My position has been that polygamy is allowed, just no divorce, no exceptions, that's my opponents view on divorce also, he just disagrees on polygamy. I don't know if you agree, but as an exercise, if you did, does this argument still work if no divorces are valid?
Methinks that most folks have the wrong idea about Yeshua's statement that it was because of the hardness of our hearts that Moses permitted divorce... they take it as some sort of a concession because He just knows we're going to sin anyway... This is problematic, theologically, to me. It doesn't seem coherent. Why not just make prostitution and abortion legal, then, since folks are going to do it anyway and at least if it is legal, then it isn't sin...
No, I think divorce is like another matter: The general trend in Scripture, as I read it, is that killing one's kids is not okay. Yet, there is a passage which instructs on taking a rebellious son to the elders to be put down. Why? Because, as my mind reasons, there are some situations that are worse than killing a particular individual... such as allowing them to live. Does God hate oxen? If He did, why are we instructed to not muzzle them whilst they tread the grain? Yet, an ox that thrusts and is not properly restrained against killing folks must be put down. So, I think what Yeshua was really saying was that some people are so hard-hearted against even their spouse that to force the other party to remain married to them (In certain, hard, specific circumstance - not just for any reason), divorce (which He hates) is permissible because there are other things which are worse.
For example: Joseph: Knows Mary is pregnant. Knows he didn't do it. Who are the witnesses she committed adultery against her betrothal? There can be none. Who is to say he didn't do it? He is his only witness.
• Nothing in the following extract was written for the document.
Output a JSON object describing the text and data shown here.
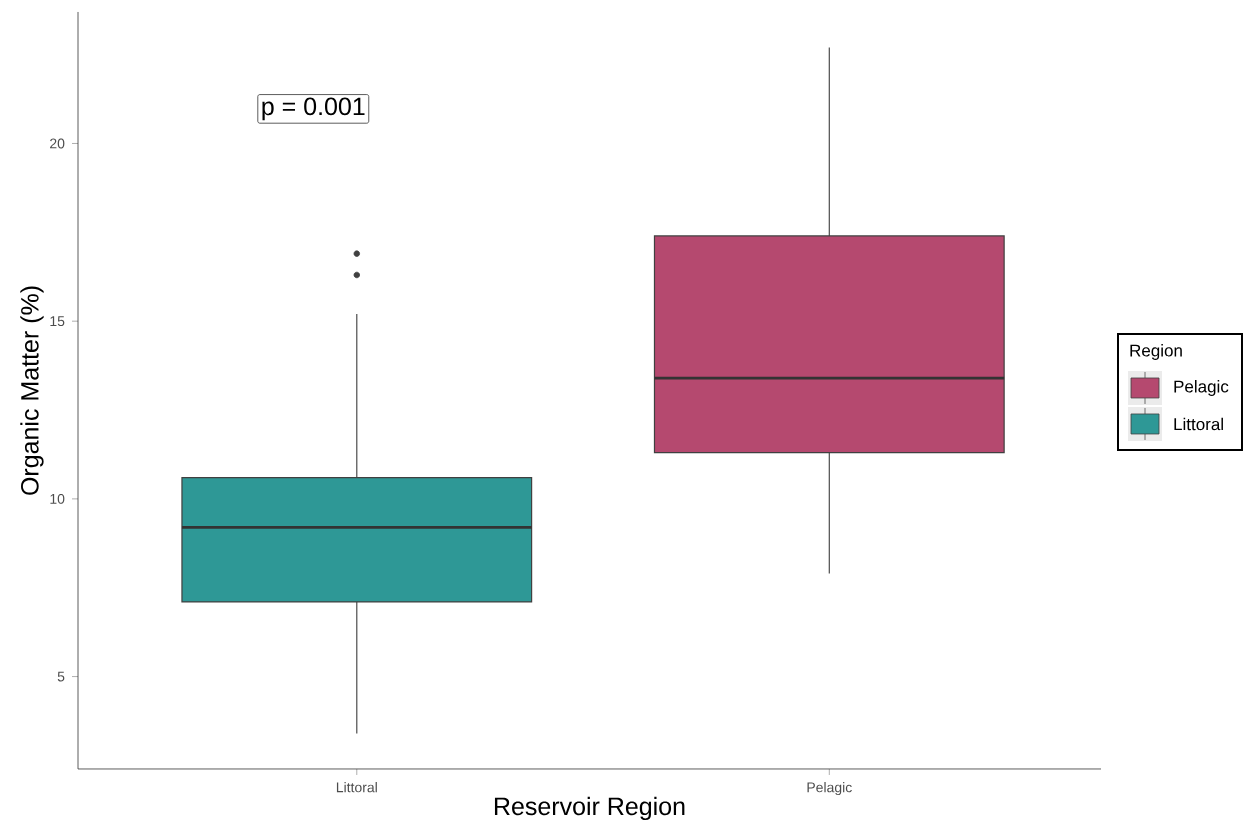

She, being an honest woman would probably have vouched for that much at least, but not that she had sinned against him. Let us imagine, now, however, that it wasn't Joseph and Mary. Let's say it was Reuven and Naomi. Reuven's little blue pills haven't been effective for a year. He's not been able to get it up, as it were. Naomi winds up pregnant somehow anyway. So, he knows he didn't do it. Yet, what can he prove in a Torah court? What did he witness? Did he catch her in the act? Will it be his word against hers?
I think, in such a case, or others, there is cause for Reuven to say: "Well, I can't prove I didn't impregnate you, but I KNOW I didn't. Get thee gone, woman!"
In such a scenario, is God permitting divorce, say, because He knows Reuven is going to be a hard-hearted asshole who just wants to trade Naomi in for a newer toy? Or is it because people like Naomi are hard-hearted enough to create situations from which there needs to be a righteous way out?